BOISE -- For Capital high school senior Jake Klassen, the pool has always been a second home.
"He would dive in the water and would always have this big smile on his face when he got out," said Jake's dad, Darren Klassen.
"I watched Michael Phelps in Beijing, and I was like, 'this is it, I want to do this,'" Jake said.
"The journey that he's gone through has been nothing short of amazing," said Jake's swim coach Todd.
And sure enough that's what he did just last summer. Jake set new record times competing with his YMCA swim team at the senior sectionals meet, garnering division one recruiting interest from schools in the northwest.
"A couple of them came up to Todd and they were like 'Todd, we want to talk to Jake. We think if he can drop a little bit more time, he can help us out.' That was so cool," Jake said.
Approaching his senior year, Jake knew he needed to add strength in the weight room, which is where he was on the morning of July 28th, 2014, doing a simple squatting exercise.
"I just felt like this pop in my hip and I was like 'shoot, I better rack this thing before I go down,'" Jake said. "Just the next thing I knew, I got slammed into the ground."
Emergency responders and Jake's parents arrived quickly on scene. Jake was told not to move.
"I kind of took a look around and saw someone waving me down and I looked over and that's when I saw Jake on the floor," Jake's mom Melissa Klassen said.
Quickly rushed to the hospital, Jake underwent X-rays and scans that revealed a very scary truth.
Jake had shattered his vertebrae, which was now pushing into his spinal cord, requiring immediate surgery.
"I remembered saying 'Is there any other option?'" Melissa said. "And [the doctor] said 'I don't think you understand. If we don't get him into surgery, he could possibly be paralyzed within 24 hours.'"
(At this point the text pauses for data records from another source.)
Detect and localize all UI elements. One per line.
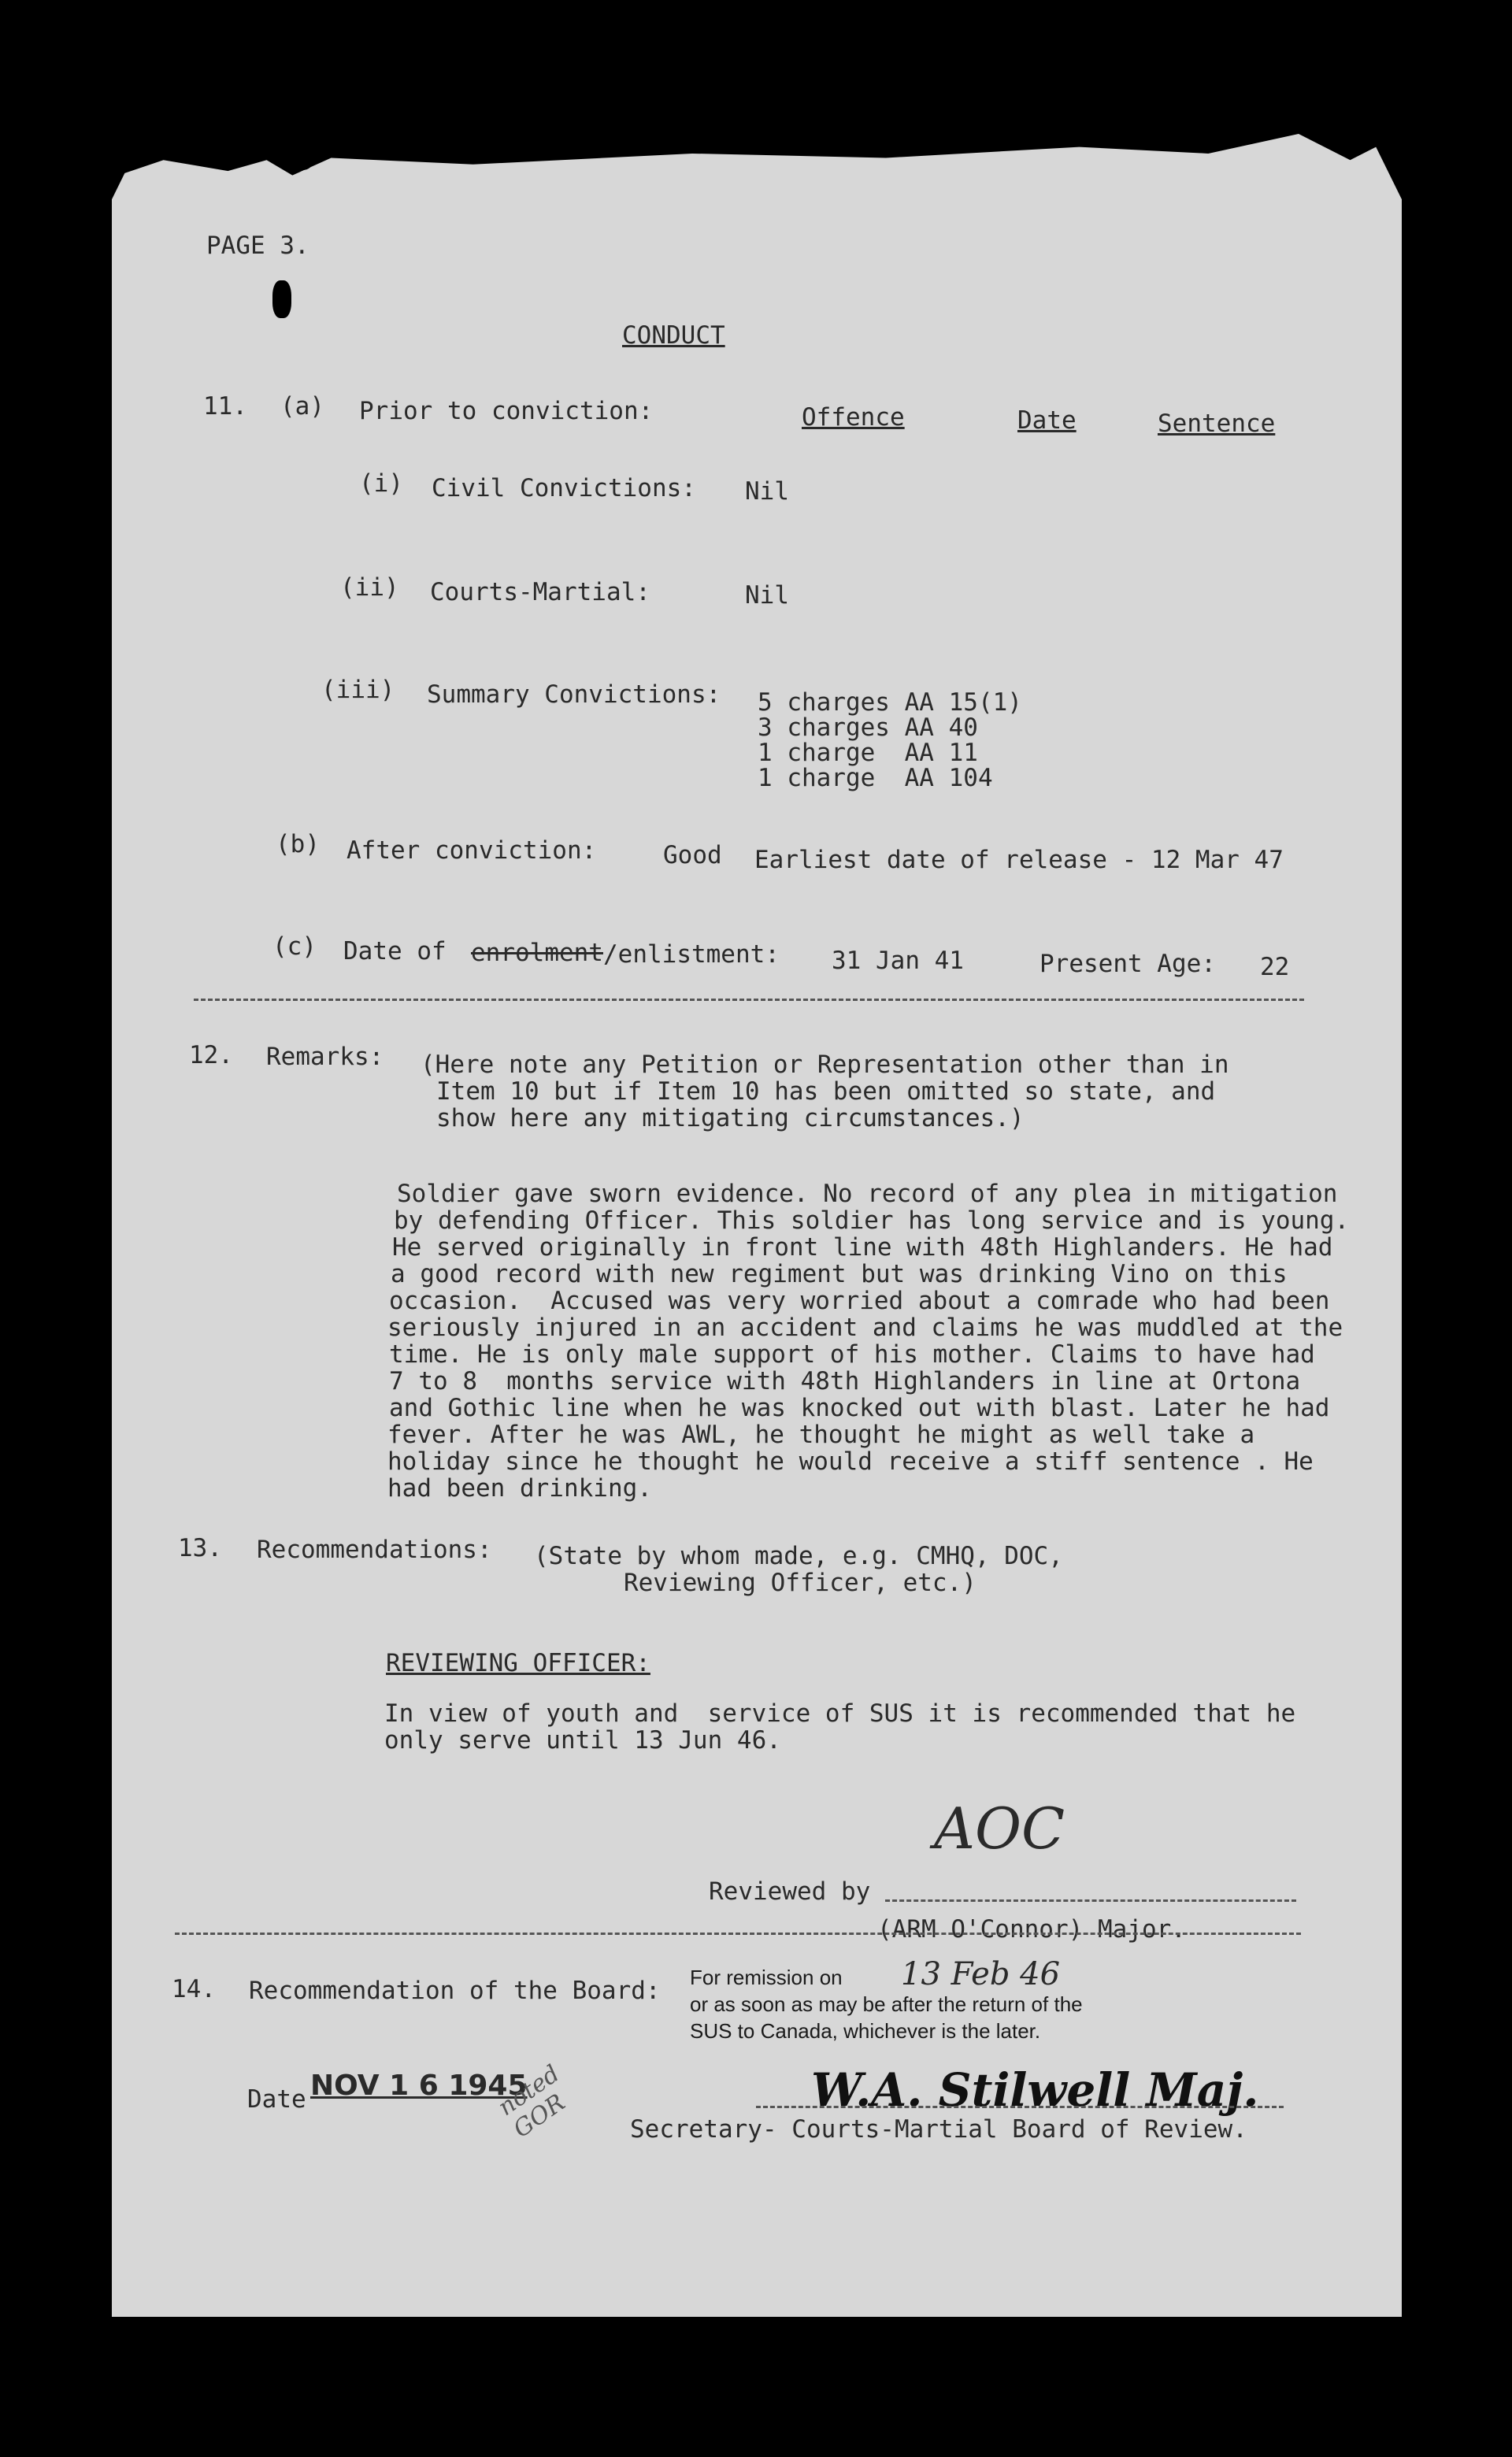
- secretary-label: Secretary- Courts-Martial Board of Review.: [630, 2115, 1247, 2144]
- remarks-body-line: seriously injured in an accident and claims he was muddled at the: [387, 1314, 1343, 1342]
- remarks-label: Remarks:: [266, 1043, 384, 1071]
- release-date-text: Earliest date of release - 12 Mar 47: [754, 846, 1284, 874]
- reviewing-officer-heading: REVIEWING OFFICER:: [386, 1649, 650, 1677]
- signature-line: [756, 2106, 1284, 2108]
- signature-line: [885, 1899, 1296, 1902]
- summary-convictions-number: (iii): [321, 676, 395, 704]
- summary-conviction-line: 5 charges AA 15(1): [758, 688, 1022, 717]
- board-recommendation-label: Recommendation of the Board:: [249, 1977, 661, 2005]
- remarks-body-line: He served originally in front line with 48th Highlanders. He had: [392, 1233, 1333, 1262]
- remarks-body-line: had been drinking.: [387, 1474, 652, 1503]
- date-label: Date: [247, 2085, 306, 2114]
- conduct-title: CONDUCT: [622, 321, 725, 350]
- reviewed-by-label: Reviewed by: [709, 1877, 871, 1906]
- secretary-signature: W.A. Stilwell Maj.: [811, 2063, 1259, 2117]
- remarks-body-line: by defending Officer. This soldier has long service and is young.: [394, 1206, 1350, 1235]
- present-age-value: 22: [1260, 953, 1290, 981]
- item-12-number: 12.: [189, 1041, 233, 1069]
- remarks-instruction-line: Item 10 but if Item 10 has been omitted so state, and: [436, 1077, 1216, 1106]
- sentence-column-header: Sentence: [1158, 410, 1276, 438]
- item-11c-label: (c): [272, 932, 317, 961]
- remarks-body-line: a good record with new regiment but was drinking Vino on this: [391, 1260, 1288, 1288]
- item-11-number: 11.: [203, 392, 247, 421]
- reviewing-officer-line: only serve until 13 Jun 46.: [384, 1726, 781, 1755]
- torn-edge: [287, 146, 313, 170]
- noted-handwritten-note: noted GOR: [493, 2059, 571, 2144]
- remission-stamp-line: For remission on: [690, 1966, 843, 1989]
- remarks-body-line: Soldier gave sworn evidence. No record of any plea in mitigation: [397, 1180, 1338, 1208]
- remarks-body-line: fever. After he was AWL, he thought he might as well take a: [387, 1421, 1255, 1449]
- remission-stamp-line: or as soon as may be after the return of the: [690, 1992, 1083, 2016]
- recommendations-instruction-line: Reviewing Officer, etc.): [624, 1569, 976, 1597]
- courts-martial-value: Nil: [745, 581, 789, 610]
- remarks-body-line: holiday since he thought he would receive a stiff sentence . He: [387, 1447, 1314, 1476]
- remarks-instruction-line: (Here note any Petition or Representation other than in: [421, 1051, 1229, 1079]
- punch-hole: [272, 280, 291, 318]
- civil-convictions-number: (i): [359, 469, 403, 498]
- reviewer-name: (ARM O'Connor) Major.: [877, 1915, 1186, 1944]
- prior-to-conviction-label: Prior to conviction:: [359, 397, 654, 425]
- date-of-label: Date of: [343, 937, 447, 965]
- page-label: PAGE 3.: [206, 232, 309, 260]
- summary-conviction-line: 1 charge AA 104: [758, 764, 993, 792]
- item-11a-label: (a): [280, 392, 324, 421]
- summary-conviction-line: 3 charges AA 40: [758, 713, 978, 742]
- after-conviction-value: Good: [663, 841, 722, 869]
- summary-convictions-label: Summary Convictions:: [427, 680, 721, 709]
- remarks-body-line: occasion. Accused was very worried about a comrade who had been: [389, 1287, 1330, 1315]
- summary-conviction-line: 1 charge AA 11: [758, 739, 978, 767]
- remarks-instruction-line: show here any mitigating circumstances.): [436, 1104, 1025, 1132]
- courts-martial-label: Courts-Martial:: [430, 578, 650, 606]
- item-14-number: 14.: [172, 1975, 216, 2003]
- recommendations-label: Recommendations:: [257, 1536, 492, 1564]
- remarks-body-line: 7 to 8 months service with 48th Highlanders in line at Ortona: [389, 1367, 1301, 1395]
- item-11b-label: (b): [276, 830, 320, 858]
- reviewer-initials-signature: AOC: [934, 1796, 1065, 1862]
- remarks-body-line: and Gothic line when he was knocked out with blast. Later he had: [389, 1394, 1330, 1422]
- date-stamp: NOV 1 6 1945: [310, 2070, 528, 2102]
- reviewing-officer-line: In view of youth and service of SUS it is recommended that he: [384, 1699, 1296, 1728]
- remarks-body-line: time. He is only male support of his mother. Claims to have had: [389, 1340, 1315, 1369]
- date-column-header: Date: [1017, 406, 1077, 435]
- remission-stamp-line: SUS to Canada, whichever is the later.: [690, 2019, 1041, 2043]
- civil-convictions-value: Nil: [745, 477, 789, 506]
- item-13-number: 13.: [178, 1534, 222, 1562]
- remission-date-handwritten: 13 Feb 46: [901, 1956, 1061, 1992]
- offence-column-header: Offence: [802, 403, 905, 432]
- section-divider: [194, 999, 1304, 1001]
- recommendations-instruction-line: (State by whom made, e.g. CMHQ, DOC,: [534, 1542, 1063, 1570]
- after-conviction-label: After conviction:: [346, 836, 597, 865]
- enlistment-label: /enlistment:: [603, 940, 780, 969]
- courts-martial-number: (ii): [340, 573, 399, 602]
- section-divider: [175, 1933, 1301, 1935]
- struck-enrolment-word: enrolment: [471, 939, 603, 967]
- present-age-label: Present Age:: [1040, 950, 1216, 978]
- enlistment-date: 31 Jan 41: [832, 947, 964, 975]
- civil-convictions-label: Civil Convictions:: [432, 474, 696, 502]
Jake underwent surgery to repair his t-12 vertebrae fracture, and while surgery was a success, many unknowns loomed ahead.
"He was fortunate he was not paralyzed. A few more millimeters and he well could've been paralyzed," said Jake's doctor, Thomas Manning.
"We didn't know if he was ever going to be able to swim again," Melissa said. "When he woke up from surgery that morning, he had a couple of emails from college coaches and I think that dream may be over."
That dream may be dead to those colleges, but for Jake, the dream and desire to get back in the pool and do the unthinkable was never more full of life.
"I don't like when people tell me I can't do something," Jake said.
Attacking his rehab with passion just months after nearly being paralyzed, Jake was back in the pool, competing and setting record times.
"I think I really just wanted to show everybody that no matter what, you can overcome hard things," Jake said.
And as for those scholarship dreams, this past February Jake signed a scholarship to swim next year at the College of Idaho.
"Miracles happen," Jake said.
A dream fulfilled, with a scare to remind us all, doubt, stands no chance, when faced with determination and desire.
"Pride or proud doesn't really encapsulate what we felt. I feel like not only has it not broken his spirit, but he is so much stronger, as a person, because of this," Melissa said.